In some examples, one or more memory elements can store data and/or program instructions used to implement the operations described herein. Embodiments of the disclosure provide tangible, non-transitory storage media comprising program instructions operable to program a processor to perform any one or more of the methods described and/or claimed herein and/or to provide data processing apparatus as described and/or claimed herein.

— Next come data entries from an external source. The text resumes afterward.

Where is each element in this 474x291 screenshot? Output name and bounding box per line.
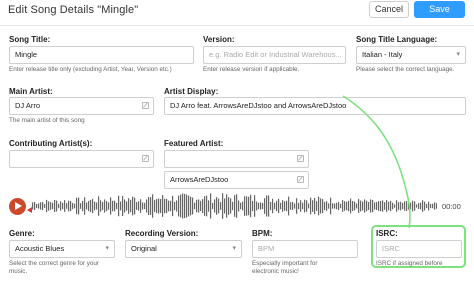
annotation-arrow-path xyxy=(342,95,411,229)
annotation-arrow xyxy=(342,95,411,229)
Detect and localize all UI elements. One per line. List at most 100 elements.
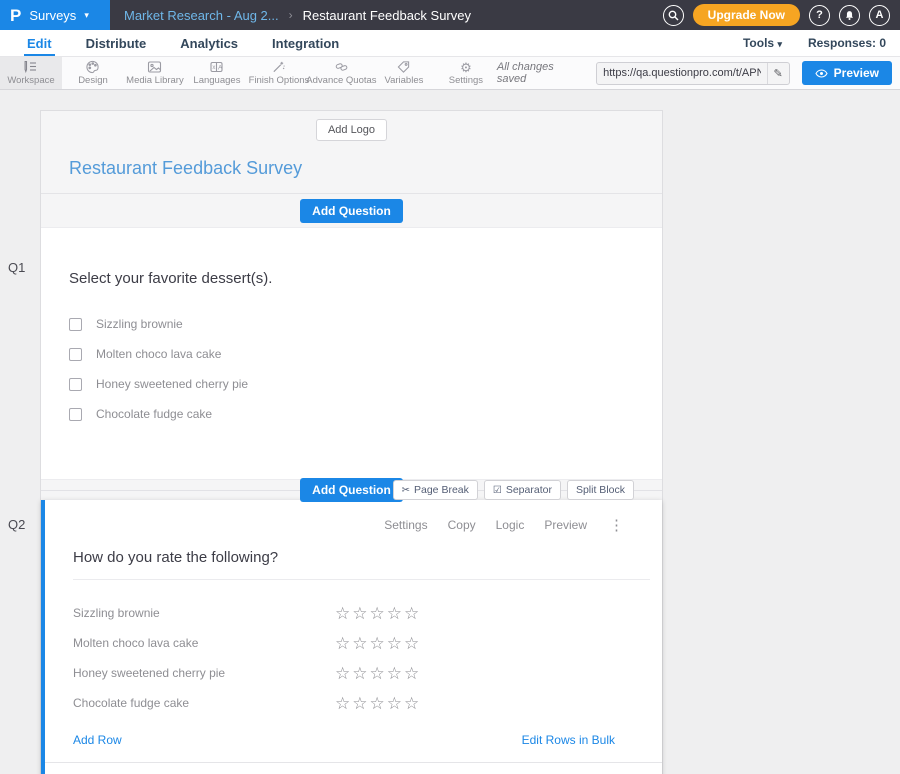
- top-bar: P Surveys ▾ Market Research - Aug 2... ›…: [0, 0, 900, 30]
- rating-row-label: Honey sweetened cherry pie: [73, 666, 335, 680]
- star-icon[interactable]: ☆: [387, 635, 402, 652]
- checkbox-option-label: Sizzling brownie: [96, 317, 183, 331]
- star-icon[interactable]: ☆: [335, 605, 350, 622]
- star-icon[interactable]: ☆: [387, 695, 402, 712]
- star-icon[interactable]: ☆: [387, 605, 402, 622]
- toolbar-right: All changes saved ✎ Preview: [497, 57, 900, 89]
- toolbar-item-media-library[interactable]: Media Library: [124, 57, 186, 89]
- row-actions: Add Row Edit Rows in Bulk: [73, 732, 662, 748]
- question-number-q2: Q2: [8, 517, 25, 532]
- toolbar-item-label: Design: [78, 75, 108, 86]
- breadcrumb-current: Restaurant Feedback Survey: [303, 8, 471, 23]
- upgrade-now-button[interactable]: Upgrade Now: [693, 4, 800, 26]
- toolbar-item-finish-options[interactable]: Finish Options: [248, 57, 310, 89]
- question-text-q1[interactable]: Select your favorite dessert(s).: [41, 228, 662, 289]
- toolbar-item-label: Finish Options: [249, 75, 310, 86]
- pencil-icon: ✎: [774, 67, 783, 80]
- image-icon: [147, 60, 162, 74]
- rating-row-label: Chocolate fudge cake: [73, 696, 335, 710]
- translate-icon: x A: [209, 60, 224, 74]
- question-copy-link[interactable]: Copy: [448, 518, 476, 532]
- star-icon[interactable]: ☆: [352, 635, 367, 652]
- star-icon[interactable]: ☆: [370, 635, 385, 652]
- toolbar-item-settings[interactable]: ⚙ Settings: [435, 57, 497, 89]
- toolbar-item-languages[interactable]: x A Languages: [186, 57, 248, 89]
- tab-distribute[interactable]: Distribute: [69, 30, 164, 56]
- star-icon[interactable]: ☆: [370, 695, 385, 712]
- add-row-link[interactable]: Add Row: [73, 733, 122, 747]
- preview-button[interactable]: Preview: [802, 61, 892, 85]
- star-icon[interactable]: ☆: [370, 665, 385, 682]
- star-icon[interactable]: ☆: [370, 605, 385, 622]
- toolbar-item-design[interactable]: Design: [62, 57, 124, 89]
- survey-title[interactable]: Restaurant Feedback Survey: [41, 141, 662, 193]
- tools-menu[interactable]: Tools ▾: [743, 36, 782, 50]
- star-icon[interactable]: ☆: [335, 665, 350, 682]
- star-icon[interactable]: ☆: [404, 665, 419, 682]
- save-status: All changes saved: [497, 61, 584, 85]
- nav-bar: Edit Distribute Analytics Integration To…: [0, 30, 900, 57]
- responses-count[interactable]: Responses: 0: [808, 36, 886, 50]
- help-button[interactable]: ?: [809, 5, 830, 26]
- notifications-button[interactable]: [839, 5, 860, 26]
- checkbox-option: Honey sweetened cherry pie: [69, 377, 634, 391]
- question-logic-link[interactable]: Logic: [496, 518, 525, 532]
- surveys-menu[interactable]: P Surveys ▾: [0, 0, 110, 30]
- add-question-button[interactable]: Add Question: [300, 478, 403, 502]
- toolbar-item-workspace[interactable]: Workspace: [0, 57, 62, 89]
- split-block-button[interactable]: Split Block: [567, 480, 634, 500]
- edit-toolbar: Workspace Design Media Library x A Langu…: [0, 57, 900, 90]
- workspace-icon: [23, 60, 38, 74]
- toolbar-item-variables[interactable]: Variables: [373, 57, 435, 89]
- separator-button[interactable]: ☑ Separator: [484, 480, 561, 500]
- svg-text:A: A: [218, 65, 223, 72]
- star-icon[interactable]: ☆: [352, 695, 367, 712]
- rating-row: Chocolate fudge cake ☆☆☆☆☆: [73, 688, 662, 718]
- checkbox-option: Molten choco lava cake: [69, 347, 634, 361]
- block-divider-row: Add Question ✂ Page Break ☑ Separator Sp…: [41, 480, 662, 500]
- checkbox[interactable]: [69, 348, 82, 361]
- star-icon[interactable]: ☆: [404, 695, 419, 712]
- star-icon[interactable]: ☆: [335, 695, 350, 712]
- add-logo-button[interactable]: Add Logo: [316, 119, 387, 141]
- survey-url-input[interactable]: [597, 67, 767, 79]
- checkbox[interactable]: [69, 318, 82, 331]
- star-icon[interactable]: ☆: [387, 665, 402, 682]
- add-question-button[interactable]: Add Question: [300, 199, 403, 223]
- checkbox[interactable]: [69, 378, 82, 391]
- star-icon[interactable]: ☆: [352, 665, 367, 682]
- question-settings-link[interactable]: Settings: [384, 518, 427, 532]
- add-question-row-top: Add Question: [41, 194, 662, 227]
- question-actions: Settings Copy Logic Preview ⋮: [73, 516, 662, 534]
- search-button[interactable]: [663, 5, 684, 26]
- kebab-menu-icon[interactable]: ⋮: [609, 516, 624, 534]
- question-text-q2[interactable]: How do you rate the following?: [73, 549, 650, 580]
- breadcrumb-parent-link[interactable]: Market Research - Aug 2...: [124, 8, 279, 23]
- magic-wand-icon: [271, 60, 286, 74]
- tag-icon: [396, 60, 411, 74]
- checkbox[interactable]: [69, 408, 82, 421]
- star-icon[interactable]: ☆: [404, 605, 419, 622]
- star-icon[interactable]: ☆: [335, 635, 350, 652]
- checkbox-option-list: Sizzling brownie Molten choco lava cake …: [41, 289, 662, 479]
- search-icon: [668, 10, 679, 21]
- tab-analytics[interactable]: Analytics: [163, 30, 255, 56]
- edit-url-button[interactable]: ✎: [767, 63, 789, 84]
- tab-integration[interactable]: Integration: [255, 30, 356, 56]
- question-block-q1[interactable]: Select your favorite dessert(s). Sizzlin…: [41, 227, 662, 480]
- rating-row: Sizzling brownie ☆☆☆☆☆: [73, 598, 662, 628]
- tab-edit[interactable]: Edit: [10, 30, 69, 56]
- edit-rows-in-bulk-link[interactable]: Edit Rows in Bulk: [522, 733, 615, 747]
- question-block-q2[interactable]: Settings Copy Logic Preview ⋮ How do you…: [41, 500, 662, 774]
- account-avatar[interactable]: A: [869, 5, 890, 26]
- star-icon[interactable]: ☆: [352, 605, 367, 622]
- rating-row: Molten choco lava cake ☆☆☆☆☆: [73, 628, 662, 658]
- palette-icon: [85, 60, 100, 74]
- toolbar-item-advance-quotas[interactable]: Advance Quotas: [310, 57, 373, 89]
- page-break-button[interactable]: ✂ Page Break: [393, 480, 478, 500]
- eye-icon: [815, 69, 828, 78]
- star-icon[interactable]: ☆: [404, 635, 419, 652]
- question-preview-link[interactable]: Preview: [544, 518, 587, 532]
- rating-row: Honey sweetened cherry pie ☆☆☆☆☆: [73, 658, 662, 688]
- breadcrumb: Market Research - Aug 2... › Restaurant …: [124, 0, 471, 30]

Certain features of the methods described herein may be implemented in hardware, and one or more functions of the apparatus may be implemented in method steps. It will also be appreciated in the context of the present disclosure that the methods described herein need not be performed in the order in which they are described, nor necessarily in the order in which they are depicted in the drawings. Accordingly, aspects of the disclosure which are described with reference to products or apparatus are also intended to be implemented as methods and vice versa. The methods described herein may be implemented in computer programs, or in hardware or in any combination thereof. Computer programs include software, middleware, firmware, and any combination thereof. Such programs may be provided as signals or network messages and may be recorded on computer readable media such as tangible computer readable media which may store the computer programs in non-transitory form. Hardware includes computers, handheld devices, programmable processors, general purpose processors, application specific integrated circuits (ASICs), field programmable gate arrays (FPGAs), and arrays of logic gates.

Other examples and variations of the disclosure will be apparent to the skilled addressee in the context of the present disclosure.